その直後、汐里の目の前に、カマキリ蟻の頭がボトリと落ちてきた。
「ふ、んぎゃっ~!!!!」
ほんの目と鼻の先に、ぬらりと緑色の体液を滴らせたその頭が「こんにちは」をしたものだから、汐里はすごい勢いで跳ね上がった。あと数センチ近かったら、グロテスクなそれが汐里の頬に触れていただろう。思わず涙目になるくらいには、本気で気持ち悪かった。夢に見そうだ。
「や、なんなのよ、コレっ」
カマキリ蟻の生首から距離を取って、汐里は首に対してわめいた。
「大丈夫か?」
顔をごしごし擦っていた汐里に、声の主の姿がようやくはっきりと見て取れた。手には剣を持ち、それを鞘に収めつつ、近寄ってきた。白いマントに青い軍服のような詰襟、白のブーツといういでたちの青年だった。

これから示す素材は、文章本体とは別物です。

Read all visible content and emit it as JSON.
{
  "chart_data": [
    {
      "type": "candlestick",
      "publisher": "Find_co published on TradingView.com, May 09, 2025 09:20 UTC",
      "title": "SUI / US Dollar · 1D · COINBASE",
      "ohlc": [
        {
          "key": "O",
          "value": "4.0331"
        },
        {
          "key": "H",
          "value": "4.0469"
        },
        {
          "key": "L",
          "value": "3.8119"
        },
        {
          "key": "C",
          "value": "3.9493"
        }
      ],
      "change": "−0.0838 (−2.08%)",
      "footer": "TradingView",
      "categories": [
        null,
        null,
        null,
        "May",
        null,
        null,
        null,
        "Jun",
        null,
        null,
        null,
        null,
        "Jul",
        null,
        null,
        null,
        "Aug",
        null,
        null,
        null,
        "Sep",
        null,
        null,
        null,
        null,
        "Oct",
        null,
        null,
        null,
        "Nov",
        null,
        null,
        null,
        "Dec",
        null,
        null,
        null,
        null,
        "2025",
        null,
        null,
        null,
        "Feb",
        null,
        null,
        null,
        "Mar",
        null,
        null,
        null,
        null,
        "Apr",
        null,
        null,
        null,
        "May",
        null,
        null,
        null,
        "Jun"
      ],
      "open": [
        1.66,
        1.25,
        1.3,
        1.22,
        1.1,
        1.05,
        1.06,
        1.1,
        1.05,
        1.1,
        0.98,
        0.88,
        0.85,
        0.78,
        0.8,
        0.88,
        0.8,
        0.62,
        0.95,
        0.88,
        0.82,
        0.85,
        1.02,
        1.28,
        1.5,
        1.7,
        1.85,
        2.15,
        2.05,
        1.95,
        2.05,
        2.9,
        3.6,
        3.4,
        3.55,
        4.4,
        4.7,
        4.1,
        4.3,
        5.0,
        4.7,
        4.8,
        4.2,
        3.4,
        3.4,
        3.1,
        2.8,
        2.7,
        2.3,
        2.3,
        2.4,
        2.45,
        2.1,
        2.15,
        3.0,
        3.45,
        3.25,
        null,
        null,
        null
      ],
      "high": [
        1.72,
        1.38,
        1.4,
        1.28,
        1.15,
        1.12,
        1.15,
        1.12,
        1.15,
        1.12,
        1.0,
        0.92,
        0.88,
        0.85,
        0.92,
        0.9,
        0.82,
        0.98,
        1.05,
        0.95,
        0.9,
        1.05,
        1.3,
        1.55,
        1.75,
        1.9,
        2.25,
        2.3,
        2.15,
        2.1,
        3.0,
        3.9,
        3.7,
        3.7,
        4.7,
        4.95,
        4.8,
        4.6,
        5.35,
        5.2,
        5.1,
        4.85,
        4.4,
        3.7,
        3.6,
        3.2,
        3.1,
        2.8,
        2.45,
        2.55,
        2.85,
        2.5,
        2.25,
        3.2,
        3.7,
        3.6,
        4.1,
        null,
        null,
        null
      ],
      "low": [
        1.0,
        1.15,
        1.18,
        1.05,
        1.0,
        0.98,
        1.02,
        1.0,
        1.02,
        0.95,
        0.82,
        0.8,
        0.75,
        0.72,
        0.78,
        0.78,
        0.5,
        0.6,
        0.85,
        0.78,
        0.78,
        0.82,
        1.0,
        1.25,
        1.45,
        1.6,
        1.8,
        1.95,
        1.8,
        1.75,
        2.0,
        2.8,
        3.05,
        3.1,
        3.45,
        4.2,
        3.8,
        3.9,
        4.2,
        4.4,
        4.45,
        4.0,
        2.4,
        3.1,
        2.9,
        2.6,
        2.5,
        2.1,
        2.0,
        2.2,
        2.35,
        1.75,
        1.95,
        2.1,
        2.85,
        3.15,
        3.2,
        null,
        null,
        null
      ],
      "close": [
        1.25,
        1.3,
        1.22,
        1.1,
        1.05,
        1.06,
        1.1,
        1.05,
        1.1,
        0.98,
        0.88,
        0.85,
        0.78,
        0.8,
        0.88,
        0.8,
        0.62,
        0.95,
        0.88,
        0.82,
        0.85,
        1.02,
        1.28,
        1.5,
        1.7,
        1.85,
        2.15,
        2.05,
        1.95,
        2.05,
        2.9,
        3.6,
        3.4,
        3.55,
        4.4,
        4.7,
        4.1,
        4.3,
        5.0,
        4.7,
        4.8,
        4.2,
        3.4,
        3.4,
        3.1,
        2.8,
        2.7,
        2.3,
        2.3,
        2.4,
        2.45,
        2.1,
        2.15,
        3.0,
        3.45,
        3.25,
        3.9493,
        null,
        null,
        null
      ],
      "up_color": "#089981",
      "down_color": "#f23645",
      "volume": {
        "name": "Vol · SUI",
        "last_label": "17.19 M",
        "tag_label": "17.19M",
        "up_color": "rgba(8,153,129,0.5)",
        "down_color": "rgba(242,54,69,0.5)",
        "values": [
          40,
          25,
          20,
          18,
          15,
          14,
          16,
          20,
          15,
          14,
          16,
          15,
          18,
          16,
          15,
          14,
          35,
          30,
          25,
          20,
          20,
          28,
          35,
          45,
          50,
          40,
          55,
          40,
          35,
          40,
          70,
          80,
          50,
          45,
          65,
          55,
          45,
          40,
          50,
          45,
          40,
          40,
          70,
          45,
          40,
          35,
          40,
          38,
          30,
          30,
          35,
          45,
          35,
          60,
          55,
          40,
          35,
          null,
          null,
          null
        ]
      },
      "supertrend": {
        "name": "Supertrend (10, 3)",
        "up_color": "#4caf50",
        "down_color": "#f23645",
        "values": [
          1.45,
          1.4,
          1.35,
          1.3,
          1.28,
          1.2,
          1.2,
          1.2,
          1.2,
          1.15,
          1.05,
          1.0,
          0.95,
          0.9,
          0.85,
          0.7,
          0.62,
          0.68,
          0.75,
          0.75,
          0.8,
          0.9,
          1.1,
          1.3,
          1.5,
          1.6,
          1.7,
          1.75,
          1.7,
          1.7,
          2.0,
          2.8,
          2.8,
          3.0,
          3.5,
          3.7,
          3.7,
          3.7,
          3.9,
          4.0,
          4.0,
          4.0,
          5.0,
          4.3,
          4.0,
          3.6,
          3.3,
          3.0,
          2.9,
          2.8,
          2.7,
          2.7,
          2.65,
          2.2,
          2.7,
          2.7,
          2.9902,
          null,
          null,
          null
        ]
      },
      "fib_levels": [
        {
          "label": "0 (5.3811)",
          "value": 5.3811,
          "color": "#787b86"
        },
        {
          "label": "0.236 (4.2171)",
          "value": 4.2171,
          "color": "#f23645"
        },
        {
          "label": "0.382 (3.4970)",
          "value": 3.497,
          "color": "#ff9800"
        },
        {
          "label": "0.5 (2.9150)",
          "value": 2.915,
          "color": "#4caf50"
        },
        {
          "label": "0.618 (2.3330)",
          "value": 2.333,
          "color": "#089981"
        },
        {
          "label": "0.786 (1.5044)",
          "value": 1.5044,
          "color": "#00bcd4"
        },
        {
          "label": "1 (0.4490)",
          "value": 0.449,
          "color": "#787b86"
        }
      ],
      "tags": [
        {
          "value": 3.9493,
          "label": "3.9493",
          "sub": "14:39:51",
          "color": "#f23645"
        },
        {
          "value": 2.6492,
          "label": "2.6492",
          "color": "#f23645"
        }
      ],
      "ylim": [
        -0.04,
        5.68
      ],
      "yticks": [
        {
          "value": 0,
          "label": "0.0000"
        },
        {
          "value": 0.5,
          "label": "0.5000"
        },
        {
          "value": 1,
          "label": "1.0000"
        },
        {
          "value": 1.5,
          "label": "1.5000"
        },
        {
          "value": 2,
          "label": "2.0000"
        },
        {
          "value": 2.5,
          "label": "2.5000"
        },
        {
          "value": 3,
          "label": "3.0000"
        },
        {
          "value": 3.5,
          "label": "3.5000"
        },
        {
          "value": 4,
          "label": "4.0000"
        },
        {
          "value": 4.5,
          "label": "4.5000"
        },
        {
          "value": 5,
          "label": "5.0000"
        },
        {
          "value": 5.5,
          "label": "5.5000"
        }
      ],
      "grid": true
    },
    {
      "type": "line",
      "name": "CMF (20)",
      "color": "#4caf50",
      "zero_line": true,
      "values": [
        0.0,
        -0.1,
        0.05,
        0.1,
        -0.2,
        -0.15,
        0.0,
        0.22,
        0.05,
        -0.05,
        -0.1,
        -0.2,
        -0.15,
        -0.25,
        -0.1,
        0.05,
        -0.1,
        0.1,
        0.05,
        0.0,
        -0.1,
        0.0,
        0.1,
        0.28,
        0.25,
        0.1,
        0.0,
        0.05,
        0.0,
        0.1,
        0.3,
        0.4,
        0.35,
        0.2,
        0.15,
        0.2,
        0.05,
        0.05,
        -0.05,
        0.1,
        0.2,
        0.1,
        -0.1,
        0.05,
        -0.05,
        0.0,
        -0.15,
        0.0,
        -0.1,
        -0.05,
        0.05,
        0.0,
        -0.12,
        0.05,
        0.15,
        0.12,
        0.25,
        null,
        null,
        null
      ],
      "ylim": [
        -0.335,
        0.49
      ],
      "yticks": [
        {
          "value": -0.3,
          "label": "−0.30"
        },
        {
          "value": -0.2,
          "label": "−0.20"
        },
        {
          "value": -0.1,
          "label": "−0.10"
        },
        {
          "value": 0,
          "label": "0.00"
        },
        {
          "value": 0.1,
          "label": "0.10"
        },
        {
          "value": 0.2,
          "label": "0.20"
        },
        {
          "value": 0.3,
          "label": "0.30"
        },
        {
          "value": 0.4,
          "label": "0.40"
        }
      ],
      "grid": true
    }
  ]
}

「ここに人が迷い込んだのは、分かっていたんだが、なかなか見つからなくてな」
「……迷い込んだ? あたしが?」
「そうだ」
落ち着いた低い声で話す彼は、ゲーム画面などの中でだけ見かける銀髪だった。知性的な涼やかな目元に銀縁の眼鏡、細身で長身。しらがともやしというイメージがぱっと頭に思い浮かんだ。
「しらが、もやし……」
思わず呟いた汐里に、青年は怪訝そうに汐里を見下ろした。
「何て言った?」
その声の温度が急激に下がった気がして、ここで放り出されてはたまらないと、汐里は慌てて「もやし」発言は引っ込めることにした。長剣を振るって巨大な虫を倒し、助けてくれたのだから、おそらく腕力はあるはずだ。いくら、彼が白くて背が高くて、ひ弱に見えたとしても。実は脱いだら筋肉ムキムキなのかもしれないし。
(ま、聞かれちゃってるかもしれないけど、「もやし」よりは「白髪」のほうが、失礼ではないカモ?)
どちらにしろ、失礼なことには変わりないのだが。
「ええと、白髪って」
白い目、というのはきっとこういう視線を言うのだろう。汐里は身に染みて実感した。
冷ややかに汐里を見ると、青年は呆れて言った。
「銀髪、と言ってくれないか。生まれつきこの色なのでね」
馬鹿にしたようにため息までつかれ、自分が失礼なことを言ったのが原因なのだが、汐里は少し腹が立った。
「俺は、カイル。この森の管理官をしている。ここは危ない、早く出るぞ」
そう言うと、カイルと名乗った青年は、すぐにくるりと踵を返すと歩き出した。